How to do it… and how not to

We are going through a time where, unhappily, a number of things around the house are breaking down, requiring bringing people in to repair them.  Those repair people are, of course, part of small businesses if not the owners themselves.  How they handle not just the repair but also the interaction with the customer says a lot and can make or break a future relationship.  Here are two examples, one good and one bad.

The bad first.  One of the two air conditioners in the kennel has gone out.  It’s in the wall about seven feet off the floor.  We brought someone in to make sure that it wasn’t a loss of coolant, a bad thermostat or something relatively easy to take care of.  He told us 1) that the compressor was shot, 2) that only brand-authorized repairmen carried that compressor for that brand and 3) asked if it was under warranty.  We called the service number for the brand.  Yes, our AC was still under warranty and to call a local repair outfit, the phone number for which they provided. 

I called and asked for service the next day as early in the morning as possible.  “We’ll have someone there by noon,” they replied.  Not what I wanted, but it would have to do.  Noon rolls around and no one has called or shown up.  I call again to ask.  Soon, I am told.  At 4:30 a repairman shows up.  I take him out to see the corpus delecti.  He indifferently mumbles that the compressor is indeed out and it will take a few days to order a new one.  And, oh, we have to get the AC out of the cabinet; they won’t do it.  It’s seven feet off the floor and impossible to remove; we still don’t have it out.  Now, if I wanted to get a new air conditioner, or if I wanted service on the other one, am I going to call that business ever again?  Not on your nelly!

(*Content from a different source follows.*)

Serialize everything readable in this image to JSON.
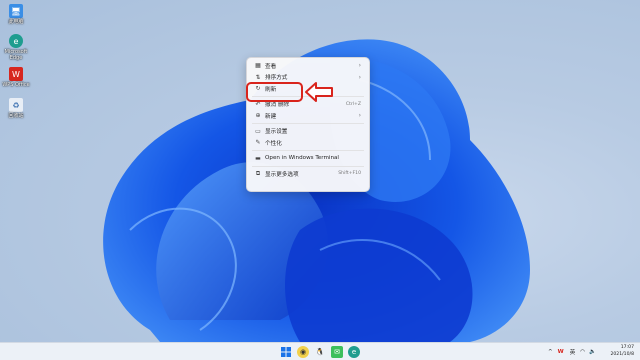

Now the good.  We get our water from a well and we were losing pressure.  Considering that 2011 was one of the worst years for drought, my instant concern was that our well had run dry.  It was 5:30 in the afternoon when I called a local water well service and the owner answered.  He told me first to cut the breaker to the pump, then to open up the box with the electrical connections and brush it out thoroughly.  That did the trick:  when I reset the breaker the pump started up and the tank filled.  I profusely thanked him and asked if he wouldn’t mind coming out anyway in the morning.

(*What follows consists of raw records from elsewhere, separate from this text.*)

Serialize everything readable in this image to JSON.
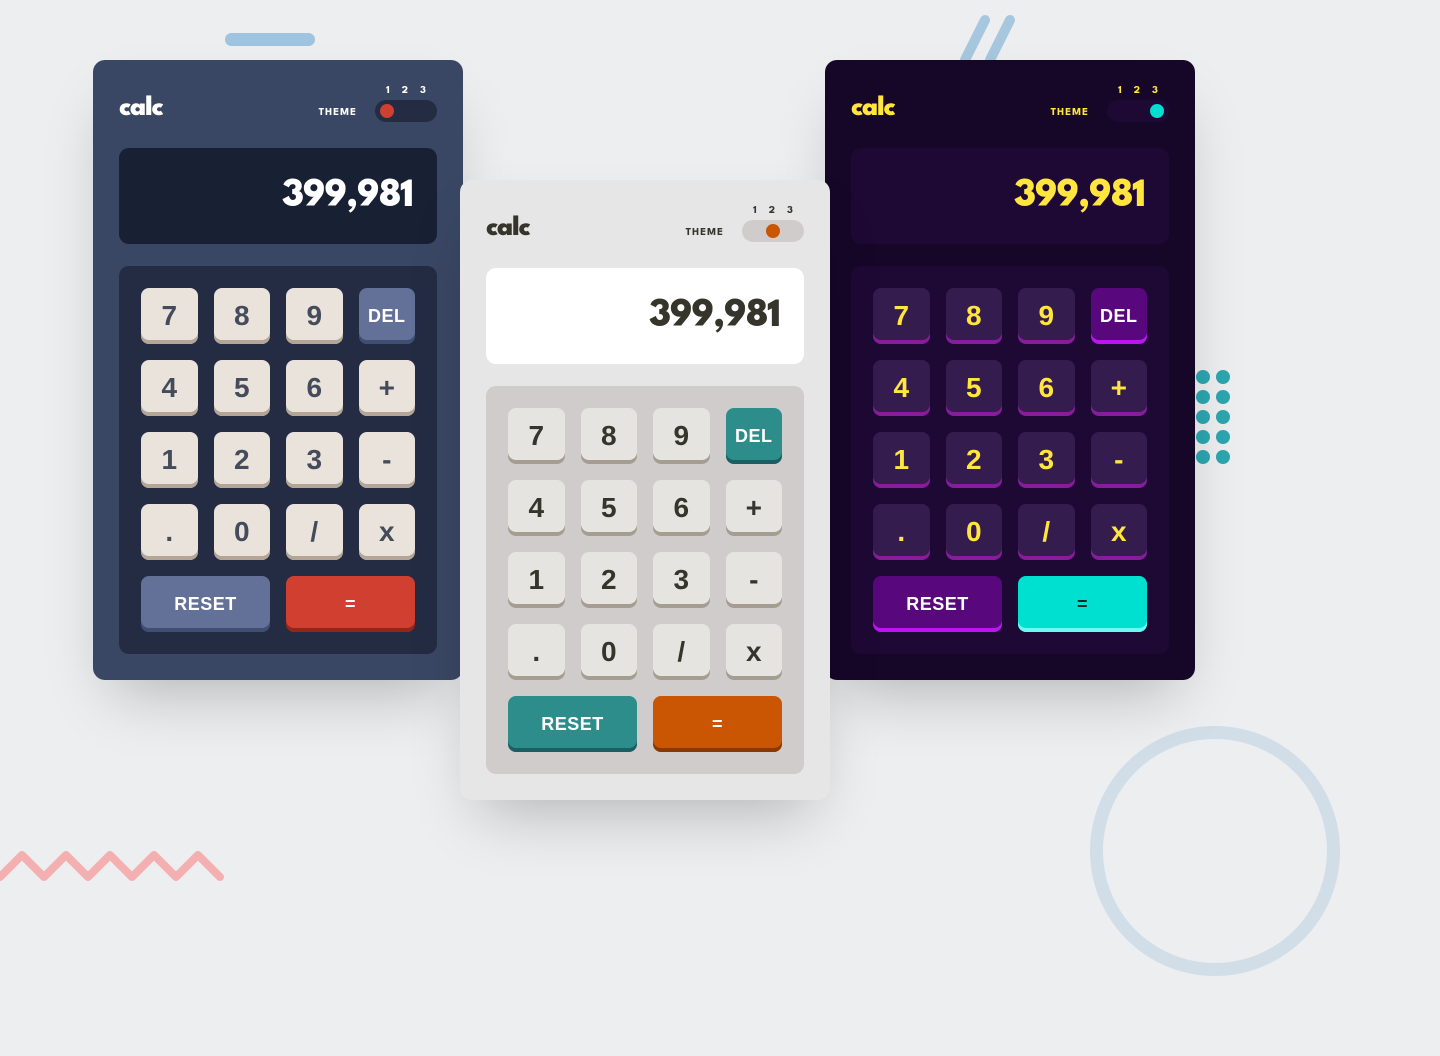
{
  "decor": {
    "deco": true
  },
  "themes": {
    "label": "THEME",
    "nums": [
      "1",
      "2",
      "3"
    ]
  },
  "logo": "calc",
  "display_value": "399,981",
  "keys": {
    "k7": "7",
    "k8": "8",
    "k9": "9",
    "del": "DEL",
    "k4": "4",
    "k5": "5",
    "k6": "6",
    "plus": "+",
    "k1": "1",
    "k2": "2",
    "k3": "3",
    "minus": "-",
    "dot": ".",
    "k0": "0",
    "slash": "/",
    "times": "x",
    "reset": "RESET",
    "eq": "="
  },
  "calculators": [
    {
      "theme_class": "t1",
      "active_theme": 1
    },
    {
      "theme_class": "t2",
      "active_theme": 2
    },
    {
      "theme_class": "t3",
      "active_theme": 3
    }
  ]
}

He arrived early, inspected the well head, carefully explained how it all worked, reassured me that the well wasn’t going to run dry, that no one’s had and that would take several years of drought upstate for that to happen.  He told me how to hook up a generator to the well head in case of a prolonged power outage and how large of one we’d need.  He checked the pressure swich and replaced it so that the gap between a low and a full tank was 20 psi instead of the 40 psi we now had.  Though he was a busy man – he was interrupted a number of times by calls – he took his time to make sure that everything was in good order.  In short and in sum, he left a satisfied and reassured customer.  Now, if we have any further problems with the well, am I going to call him for service?  Absolutely!